Moreover, in cases falling outside the Commission’s jurisdiction, the UK currently has a free hand to protect whatever interests its chooses.  Yet its own rules also limit public interest interventions to a narrow category of cases, closely mirroring those found in European legislation (although the categories can be expanded).  Alex Chisholm, the then Chief Executive of the CMA, analysed the evolution of and reasons for this approach in his 2014 Fordham speech, available here .  Any new protectionism would therefore reverse decades of industrial policy, developed in parallel with – but independently of – Europe.

Whether and when any of these changes might be implemented is a matter for speculation.  Merger control will need to take its place in the lengthy queue of national laws requiring amendment following Brexit.  New trade deals agreed with Europe or elsewhere may limit the Government’s scope to make changes, particularly any attempt to restrict foreign takeovers.  We will post further updates as the position develops.

 

 

 

Competition Damages – Chasing down a cause of action…

Once the UK withdraws from the EU, claimants will no longer have a direct cause of action based on Articles 101 and 102 TFEU nor will they be able to assert a breach of statutory duty under s.2(1) ECA 1972.  Similarly, it does not seem likely that ss. 47A(6)(c), 58A and 60 CA98, which refer to the binding nature of Commission infringement decisions, will survive.  Those provisions will, most likely, be repealed as a direct consequence of withdrawal.

The statutory cause of action based on the Chapter I and II prohibitions in the CA98 will continue to apply, under s.47A CA98, but only in respect of trade within the UK.  The scope of damages claims are likely to become more parochial, limited to national, regional or local commercial practices.

So how can competition damages claims for EU cartels continue to be brought in the UK?  Claimants would not be able to invoke Articles 101 and 102 TFEU directly in damages claims and would not have an automatic right to “follow-on” damages. It may be argued that infringement findings in a Commission decision should be regarded as ‘foreign’ law relating to public policy which the English courts should not readily apply or enforce. Even if an English Court were willing to have regard to such findings, they would only count as “foreign law” with the status of one piece of factual evidence that the court would have to weigh alongside other evidence.

That risk could be mitigated by statutory provisions to the contrary or if the UK entered into a trade agreement with the EU, which specifically provided for the application of EU competition rules in cases where common trade between the UK and the EU is affected.[1]

Alternatively, if the UK were to join the EEA, then a substitute enactment to s.2(1) ECA 1972 could incorporate the provisions of the EEA Agreement, including Articles 53 and 54 EEA, although they would not have direct effect in the same way as provisions of the EU Treaties.  The EFTA Court has recognised the public policy in encouraging private enforcement as a means of ensuring the effectiveness of competition law and has followed Courage,[2] Manfredi[3] and Donau Chemie[4] in its case law.[5]

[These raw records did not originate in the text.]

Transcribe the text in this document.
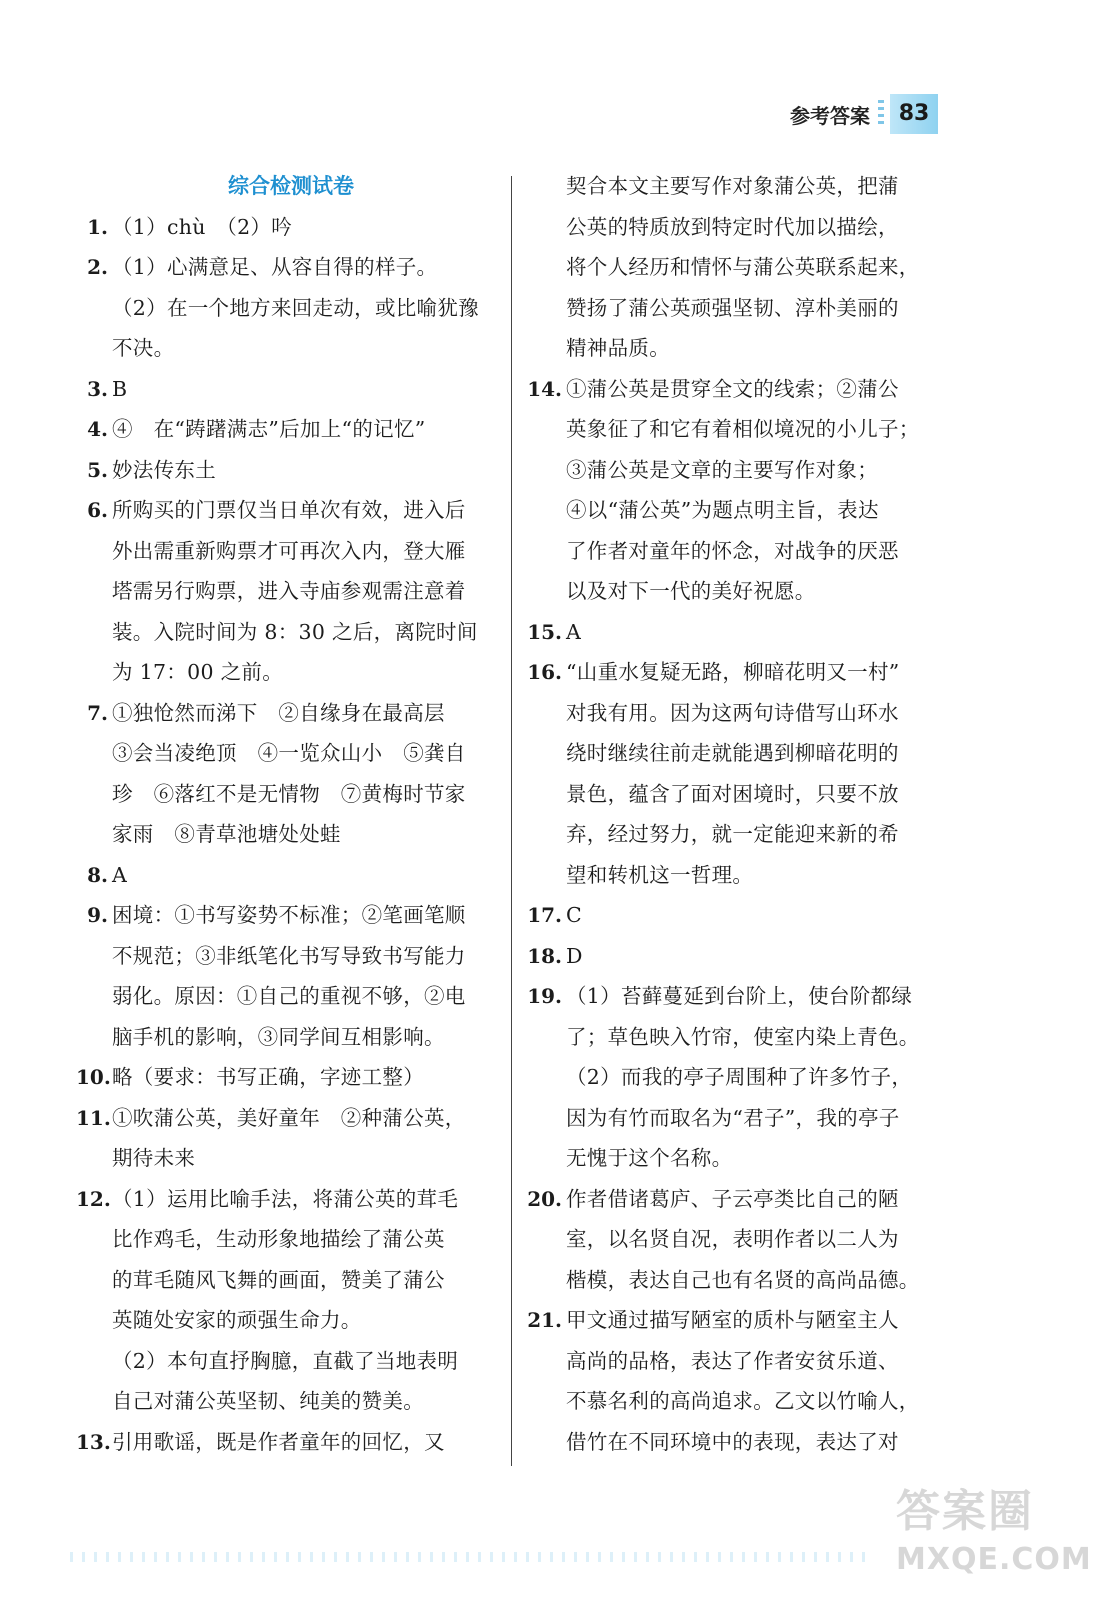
参考答案	83
综合检测试卷
1. （1）chù　（2）吟
2. （1）心满意足、从容自得的样子。
（2）在一个地方来回走动，或比喻犹豫
不决。
3. B
4. ④　在“踌躇满志”后加上“的记忆”
5. 妙法传东土
6. 所购买的门票仅当日单次有效，进入后
外出需重新购票才可再次入内，登大雁
塔需另行购票，进入寺庙参观需注意着
装。入院时间为 8：30 之后，离院时间
为 17：00 之前。
7. ①独怆然而涕下　②自缘身在最高层
③会当凌绝顶　④一览众山小　⑤龚自
珍　⑥落红不是无情物　⑦黄梅时节家
家雨　⑧青草池塘处处蛙
8. A
9. 困境：①书写姿势不标准；②笔画笔顺
不规范；③非纸笔化书写导致书写能力
弱化。原因：①自己的重视不够，②电
脑手机的影响，③同学间互相影响。
10. 略（要求：书写正确，字迹工整）
11. ①吹蒲公英，美好童年　②种蒲公英，
期待未来
12. （1）运用比喻手法，将蒲公英的茸毛
比作鸡毛，生动形象地描绘了蒲公英
的茸毛随风飞舞的画面，赞美了蒲公
英随处安家的顽强生命力。
（2）本句直抒胸臆，直截了当地表明
自己对蒲公英坚韧、纯美的赞美。
13. 引用歌谣，既是作者童年的回忆，又
契合本文主要写作对象蒲公英，把蒲
公英的特质放到特定时代加以描绘，
将个人经历和情怀与蒲公英联系起来，
赞扬了蒲公英顽强坚韧、淳朴美丽的
精神品质。
14. ①蒲公英是贯穿全文的线索；②蒲公
英象征了和它有着相似境况的小儿子；
③蒲公英是文章的主要写作对象；
④以“蒲公英”为题点明主旨，表达
了作者对童年的怀念，对战争的厌恶
以及对下一代的美好祝愿。
15. A
16. “山重水复疑无路，柳暗花明又一村”
对我有用。因为这两句诗借写山环水
绕时继续往前走就能遇到柳暗花明的
景色，蕴含了面对困境时，只要不放
弃，经过努力，就一定能迎来新的希
望和转机这一哲理。
17. C
18. D
19. （1）苔藓蔓延到台阶上，使台阶都绿
了；草色映入竹帘，使室内染上青色。
（2）而我的亭子周围种了许多竹子，
因为有竹而取名为“君子”，我的亭子
无愧于这个名称。
20. 作者借诸葛庐、子云亭类比自己的陋
室，以名贤自况，表明作者以二人为
楷模，表达自己也有名贤的高尚品德。
21. 甲文通过描写陋室的质朴与陋室主人
高尚的品格，表达了作者安贫乐道、
不慕名利的高尚追求。乙文以竹喻人，
借竹在不同环境中的表现，表达了对
答案圈
MXQE.COM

The implications of these complexities on the jurisdiction of the English Courts is discussed in a recent article by Anneli Howard published by Jordans in the Brexit edition of the Competition Law Journal available here.


[1]  See, for example, Article 35 of the EU/South Africa Trade, Development and Cooperation Agreement (1999) OJ L 311/03.

[2] Case C-453/99 Courage Ltd v Crehan [2001] E.C.R. I – 6297

[3] Case C-295/04 Vincenzo Manfredi v Lloyd Adriatico Assicurazioni SpA [2006] E.C.R. I – 6619

[4] Case C-536-11 Bundeswettbewerbsbehörde v Donau Chemie AG and others, EU:C:2013:366.

[5] Case E-14/11 DB Schenker v EFTA Surveillance Authority (‘DB Schenker I’) [2012] EFTA Ct. Rep. 1178, paras 132 and 189.